His brow furrowed. “Yeah. Sometimes they make burrows under the homes of ones that will alert them to predators.”
I nodded and dropped my gaze to the label on his jacket, then ran my fingers over the embroidery. “Marmots.”
He looked down where my fingers traced those very letters and laughed. “Guess that’s pretty fitting.”
When I was sure my face couldn’t flush any hotter, he cupped my cheeks in his palms and kissed me with warm, closed lips.
“We have a chaperone,” I reminded him but reveled in the contact. It still floored me that I was allowed to kiss Cam whenever I wanted. That he was mine in every sense. Well, at least when we were alone. We hadn’t exactly gone outright public, both content to stay in our little happy space.

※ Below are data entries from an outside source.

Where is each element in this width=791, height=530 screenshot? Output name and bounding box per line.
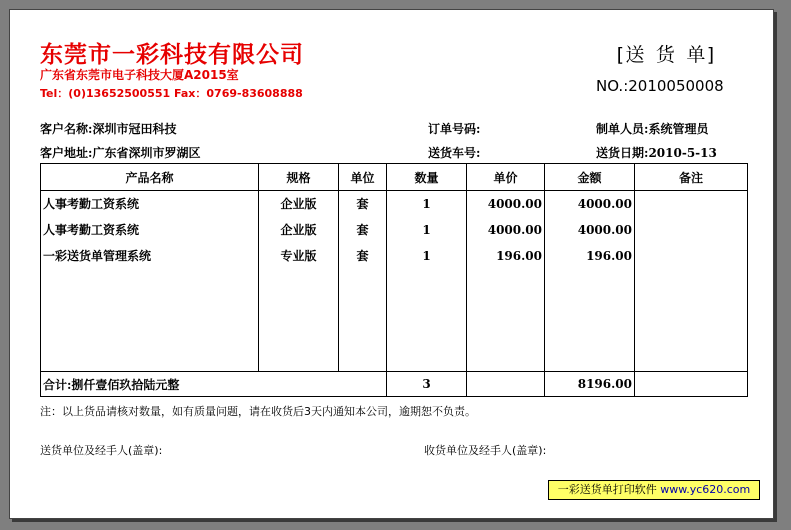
brand-url: www.yc620.com <box>660 483 751 496</box>
total-qty: 3 <box>387 372 467 397</box>
cell-product-name: 人事考勤工资系统 <box>43 223 140 237</box>
total-label: 合计:捌仟壹佰玖拾陆元整 <box>41 372 387 397</box>
header-remark: 备注 <box>635 164 748 191</box>
cell-price: 4000.00 <box>487 223 542 237</box>
table-total-row <box>41 372 748 397</box>
customer-address-label: 客户地址: <box>40 146 93 160</box>
delivery-date-value: 2010-5-13 <box>648 146 717 160</box>
cell-remark <box>637 191 745 217</box>
delivery-date-label: 送货日期: <box>596 146 649 160</box>
customer-name-label: 客户名称: <box>40 122 93 136</box>
table-body <box>41 191 748 372</box>
cell-product-name: 人事考勤工资系统 <box>43 197 140 211</box>
cell-remark <box>637 217 745 243</box>
cell-spec: 企业版 <box>280 223 317 237</box>
terms-note: 注：以上货品请核对数量，如有质量问题，请在收货后3天内通知本公司，逾期恕不负责。 <box>40 405 476 418</box>
cell-amount: 4000.00 <box>577 223 632 237</box>
cell-amount: 196.00 <box>586 249 632 263</box>
customer-name-value: 深圳市冠田科技 <box>92 122 177 136</box>
cell-unit: 套 <box>356 197 369 211</box>
delivery-note-paper <box>9 9 774 519</box>
receiver-signature: 收货单位及经手人(盖章): <box>424 444 547 457</box>
customer-name-row <box>40 120 176 137</box>
cell-unit: 套 <box>356 223 369 237</box>
maker-label: 制单人员: <box>596 122 649 136</box>
sender-signature: 送货单位及经手人(盖章): <box>40 444 163 457</box>
col-qty <box>387 191 467 372</box>
cell-qty: 1 <box>422 197 431 211</box>
cell-qty: 1 <box>422 249 431 263</box>
maker-value: 系统管理员 <box>648 122 709 136</box>
software-brand-link[interactable] <box>548 480 760 500</box>
vehicle-row <box>428 144 480 161</box>
maker-row <box>596 120 708 137</box>
header-price: 单价 <box>467 164 545 191</box>
header-unit: 单位 <box>339 164 387 191</box>
table-header-row <box>41 164 748 191</box>
customer-address-row <box>40 144 200 161</box>
delivery-date-row <box>596 144 717 161</box>
document-number: NO.:2010050008 <box>596 77 724 95</box>
company-address: 广东省东莞市电子科技大厦A2015室 <box>40 68 239 82</box>
document-title: [送 货 单] <box>614 44 717 66</box>
company-tel-fax: Tel：(0)13652500551 Fax：0769-83608888 <box>40 87 303 100</box>
col-remark <box>635 191 748 372</box>
total-amount: 8196.00 <box>545 372 635 397</box>
order-no-label: 订单号码: <box>428 122 481 136</box>
cell-spec: 企业版 <box>280 197 317 211</box>
cell-price: 196.00 <box>496 249 542 263</box>
items-table <box>40 163 748 397</box>
header-product-name: 产品名称 <box>41 164 259 191</box>
total-price-empty <box>467 372 545 397</box>
company-name: 东莞市一彩科技有限公司 <box>40 41 304 68</box>
header-amount: 金额 <box>545 164 635 191</box>
order-no-row <box>428 120 480 137</box>
col-unit <box>339 191 387 372</box>
vehicle-label: 送货车号: <box>428 146 481 160</box>
cell-product-name: 一彩送货单管理系统 <box>43 249 152 263</box>
col-product-name <box>41 191 259 372</box>
col-amount <box>545 191 635 372</box>
cell-qty: 1 <box>422 223 431 237</box>
header-qty: 数量 <box>387 164 467 191</box>
header-spec: 规格 <box>259 164 339 191</box>
cell-price: 4000.00 <box>487 197 542 211</box>
cell-spec: 专业版 <box>280 249 317 263</box>
col-spec <box>259 191 339 372</box>
cell-remark <box>637 243 745 269</box>
total-remark-empty <box>635 372 748 397</box>
brand-label: 一彩送货单打印软件 <box>557 483 657 496</box>
customer-address-value: 广东省深圳市罗湖区 <box>92 146 201 160</box>
cell-unit: 套 <box>356 249 369 263</box>
col-price <box>467 191 545 372</box>
cell-amount: 4000.00 <box>577 197 632 211</box>
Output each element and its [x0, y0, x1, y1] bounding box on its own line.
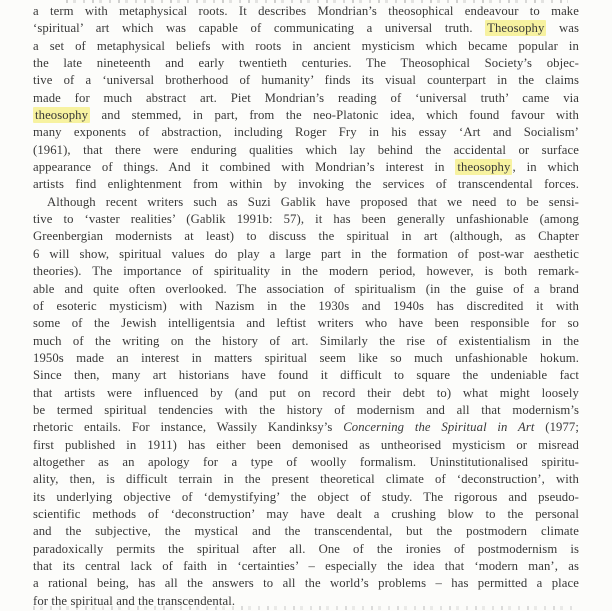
text-segment: 6 will show, spiritual values do play a large part in the formation of post-war aesthetic [33, 246, 579, 261]
text-segment: some of the Jewish intelligentsia and leftist writers who have been responsible for so [33, 316, 579, 331]
text-segment: and stemmed, in part, from the neo-Platonic idea, which found favour with [90, 108, 579, 123]
text-line [33, 159, 579, 176]
text-segment: altogether as an apology for a type of woolly formalism. Uninstitutionalised spiritu- [33, 454, 579, 469]
text-line [33, 385, 579, 402]
text-segment: able and quite often overlooked. The association of spiritualism (in the guise of a brand [33, 281, 579, 296]
text-line [33, 246, 579, 263]
text-segment: many exponents of abstraction, including Roger Fry in his essay ‘Art and Socialism’ [33, 125, 579, 140]
text-line [33, 281, 579, 298]
text-line [33, 489, 579, 506]
text-line [33, 3, 579, 20]
text-line [33, 454, 579, 471]
text-line [33, 107, 579, 124]
text-segment: tive to ‘vaster realities’ (Gablik 1991b: 57), it has been generally unfashionable (among [33, 212, 579, 227]
text-segment: that its central lack of faith in ‘certainties’ – especially the idea that ‘modern man’, as [33, 559, 579, 573]
text-line [33, 315, 579, 332]
text-line [33, 298, 579, 315]
page-text [33, 3, 579, 610]
text-segment: much of the writing on the history of art. Similarly the rise of existentialism in the [33, 333, 579, 348]
text-segment: (1977; [534, 420, 579, 435]
text-segment: for the spiritual and the transcendental. [33, 593, 236, 608]
text-line [33, 419, 579, 436]
text-line [33, 437, 579, 454]
text-segment: theories). The importance of spirituality in the modern period, however, is both remark- [33, 264, 579, 279]
text-segment: ality, then, is difficult terrain in the present theoretical climate of ‘deconstruction’, with [33, 472, 579, 487]
text-segment: appearance of things. And it combined with Mondrian’s interest in [33, 160, 456, 175]
text-line [33, 367, 579, 384]
text-segment: be termed spiritual tendencies with the history of modernism and all that modernism’s [33, 402, 579, 417]
text-segment: Greenbergian modernists at least) to discuss the spiritual in art (although, as Chapter [33, 229, 579, 244]
text-segment: , in which [512, 160, 579, 175]
text-line [33, 471, 579, 488]
text-line [33, 402, 579, 419]
text-line [33, 38, 579, 55]
text-line [33, 20, 579, 37]
text-line [33, 55, 579, 72]
text-line [33, 558, 579, 575]
text-line [33, 263, 579, 280]
text-segment: the late nineteenth and early twentieth centuries. The Theosophical Society’s objec- [33, 56, 579, 71]
text-line [33, 142, 579, 159]
text-line [33, 333, 579, 350]
text-segment: a set of metaphysical beliefs with roots in ancient mysticism which became popular in [33, 38, 579, 53]
text-segment: made for much abstract art. Piet Mondrian’s reading of ‘universal truth’ came via [33, 90, 579, 105]
text-line [33, 228, 579, 245]
text-line [33, 575, 579, 592]
highlighted-term: theosophy [457, 160, 511, 175]
text-line [33, 176, 579, 193]
text-segment: rhetoric entails. For instance, Wassily Kandinksy’s [33, 420, 344, 435]
text-segment: Since then, many art historians have found it difficult to square the undeniable fact [33, 368, 579, 383]
text-line [33, 541, 579, 558]
text-line [33, 211, 579, 228]
text-segment: of esoteric mysticism) with Nazism in the 1930s and 1940s has discredited it with [33, 298, 579, 313]
text-segment: first published in 1911) has either been demonised as untheorised mysticism or misread [33, 437, 579, 452]
text-segment: (1961), that there were enduring qualities which lay behind the accidental or surface [33, 142, 579, 157]
text-segment: ‘spiritual’ art which was capable of communicating a universal truth. [33, 21, 486, 36]
cropped-line-bottom [33, 606, 576, 610]
text-line [33, 506, 579, 523]
text-line [33, 194, 579, 211]
italic-book-title: Concerning the Spiritual in Art [343, 420, 535, 435]
text-segment: that artists were influenced by (and put on record their debt to) what might loosely [33, 385, 579, 400]
text-segment: paradoxically permits the spiritual after all. One of the ironies of postmodernism is [33, 541, 579, 556]
text-segment: Although recent writers such as Suzi Gablik have proposed that we need to be sensi- [47, 194, 579, 209]
text-segment: a rational being, has all the answers to all the world’s problems – has permitted a place [33, 576, 579, 591]
highlighted-term: theosophy [35, 108, 89, 123]
text-segment: its underlying objective of ‘demystifying’ the object of study. The rigorous and pseudo- [33, 489, 579, 504]
text-segment: scientific methods of ‘deconstruction’ may have dealt a crushing blow to the personal [33, 506, 579, 521]
text-line [33, 90, 579, 107]
text-segment: a term with metaphysical roots. It describes Mondrian’s theosophical endeavour to make [33, 4, 579, 18]
text-line [33, 124, 579, 141]
text-line [33, 72, 579, 89]
text-segment: tive of a ‘universal brotherhood of humanity’ finds its visual counterpart in the claims [33, 73, 579, 88]
text-line [33, 350, 579, 367]
text-segment: and the subjective, the mystical and the transcendental, but the postmodern climate [33, 524, 579, 539]
highlighted-term: Theosophy [487, 21, 545, 36]
text-line [33, 523, 579, 540]
text-segment: artists find enlightenment from within by invoking the services of transcendental forces. [33, 177, 579, 192]
text-segment: was [546, 21, 579, 36]
text-segment: 1950s made an interest in matters spiritual seem like so much unfashionable hokum. [33, 350, 579, 365]
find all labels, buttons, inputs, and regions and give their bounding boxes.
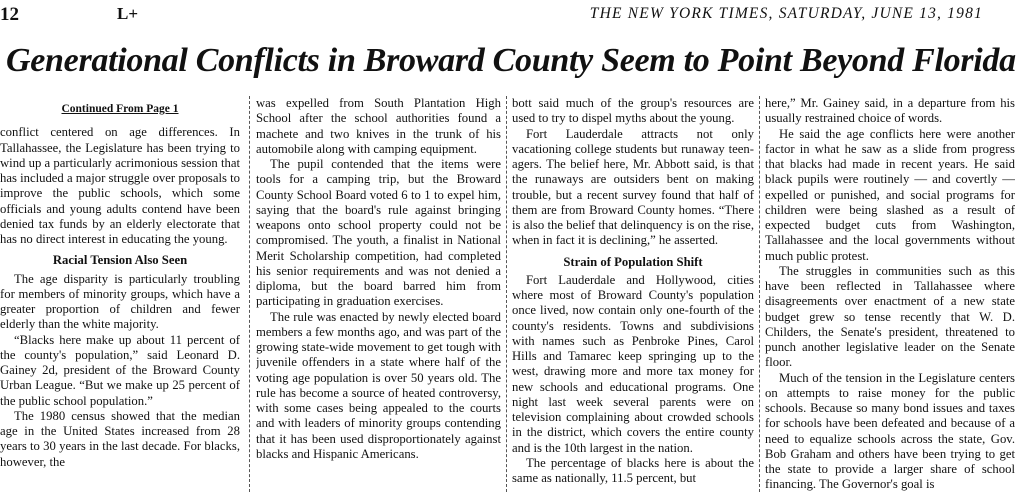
paragraph: here,” Mr. Gainey said, in a departure from his usually restrained choice of words. [765,96,1015,126]
column-rule [759,96,760,492]
paragraph: The rule was enacted by newly elected board members a few months ago, and was part of the growing state-wide movement to get tough with juvenile offenders in a state where half of the voting age population is over 50 years old. The rule has become a source of heated controversy, with some cases being appealed to the courts and with leaders of minority groups contending that it has been used disproportionately against blacks and Hispanic Americans. [256,309,501,461]
headline: Generational Conflicts in Broward County Seem to Point Beyond Florida [6,42,1016,79]
paragraph: Fort Lauderdale and Hollywood, cities where most of Broward County's population once lived, now contain only one-fourth of the county's residents. Towns and subdivisions with names such as Penbroke Pines, Carol Hills and Tamarec keep springing up to the west, drawing more and more tax money for new schools and educational programs. One night last week several parents were on television complaining about crowded schools in the district, which covers the entire county and is the 10th largest in the nation. [512,272,754,455]
subheading: Racial Tension Also Seen [52,253,188,268]
article-column-3 [512,96,754,492]
article-column-1 [0,96,240,492]
continued-from-label: Continued From Page 1 [61,103,179,115]
edition-mark: L+ [117,4,139,23]
paragraph: He said the age conflicts here were another factor in what he saw as a slide from progress that blacks had made in recent years. He said black pupils were routinely — and covertly — expelled or punished, and social programs for children were being slashed as a result of expected budget cuts from Washington, Tallahassee and the local governments without much public protest. [765,126,1015,263]
paragraph: bott said much of the group's resources are used to try to dispel myths about the young. [512,96,754,126]
paragraph: The percentage of blacks here is about the same as nationally, 11.5 percent, but [512,455,754,485]
paragraph: “Blacks here make up about 11 percent of the county's population,” said Leonard D. Gainey 2d, president of the Broward County Urban League. “But we make up 25 percent of the public school population.” [0,332,240,408]
paragraph: The age disparity is particularly troubling for members of minority groups, which have a greater proportion of children and fewer elderly than the white majority. [0,271,240,332]
article-column-2 [256,96,501,492]
paragraph: The 1980 census showed that the median age in the United States increased from 28 years to 30 years in the last decade. For blacks, however, the [0,408,240,469]
subheading: Strain of Population Shift [563,254,703,269]
column-rule [249,96,250,492]
paragraph: conflict centered on age differences. In Tallahassee, the Legislature has been trying to wind up a particularly acrimonious session that has included a major struggle over proposals to improve the public schools, which some officials and young adults contend have been denied tax funds by an elderly electorate that has no direct interest in educating the young. [0,125,240,246]
dateline: THE NEW YORK TIMES, SATURDAY, JUNE 13, 1981 [589,5,983,22]
paragraph: The struggles in communities such as this have been reflected in Tallahassee where disagreements over enactment of a new state budget grew so tense recently that W. D. Childers, the Senate's president, threatened to punch another legislative leader on the Senate floor. [765,263,1015,370]
paragraph: Fort Lauderdale attracts not only vacationing college students but runaway teen-agers. The belief here, Mr. Abbott said, is that the runaways are outsiders bent on making trouble, but a recent survey found that half of them are from Broward County homes. “There is also the belief that delinquency is on the rise, when in fact it is declining,” he asserted. [512,126,754,248]
paragraph: Much of the tension in the Legislature centers on attempts to raise money for the public schools. Because so many bond issues and taxes for schools have been defeated and because of a need to equalize schools across the state, Gov. Bob Graham and others have been trying to get the state to provide a larger share of school financing. The Governor's goal is [765,370,1015,492]
column-rule [506,96,507,492]
paragraph: was expelled from South Plantation High School after the school authorities found a machete and two knives in the trunk of his automobile along with camping equipment. [256,96,501,156]
masthead [0,0,1023,28]
article-column-4 [765,96,1015,492]
paragraph: The pupil contended that the items were tools for a camping trip, but the Broward County School Board voted 6 to 1 to expel him, saying that the board's rule against bringing weapons onto school property could not be compromised. The youth, a finalist in National Merit Scholarship competition, had completed his senior requirements and was not denied a diploma, but the board barred him from participating in graduation exercises. [256,157,501,309]
page-number: 12 [0,4,19,25]
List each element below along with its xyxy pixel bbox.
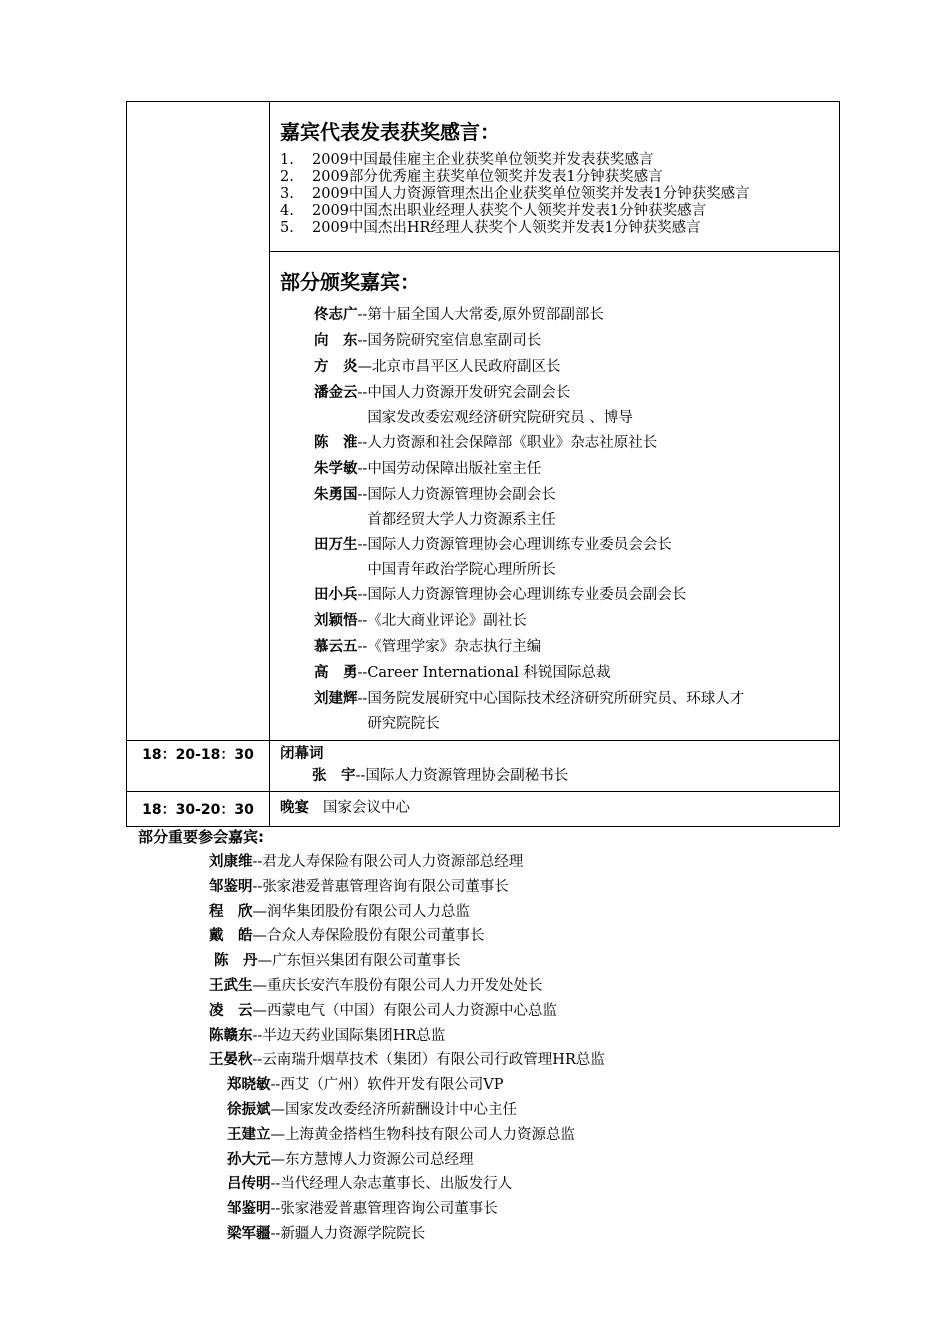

“A bad one at that,” he said with a smile. “Hey, Rose, what do you say we check out your namesake?”
“Can you bring the bag?” she asked, her arms already full of rocks.
“I’ll do you one better,” he replied. “Wait right there.”
A minute later, he returned from the first construction trailer with a canvas backpack. “What do you think?” he asked as he handed it to her.
“Cool! Can you unzip it?”
“You bet.” Once they had Rose’s rocks secure, he showed me the bag, which had the logo I’d designed for him embroidered across the back.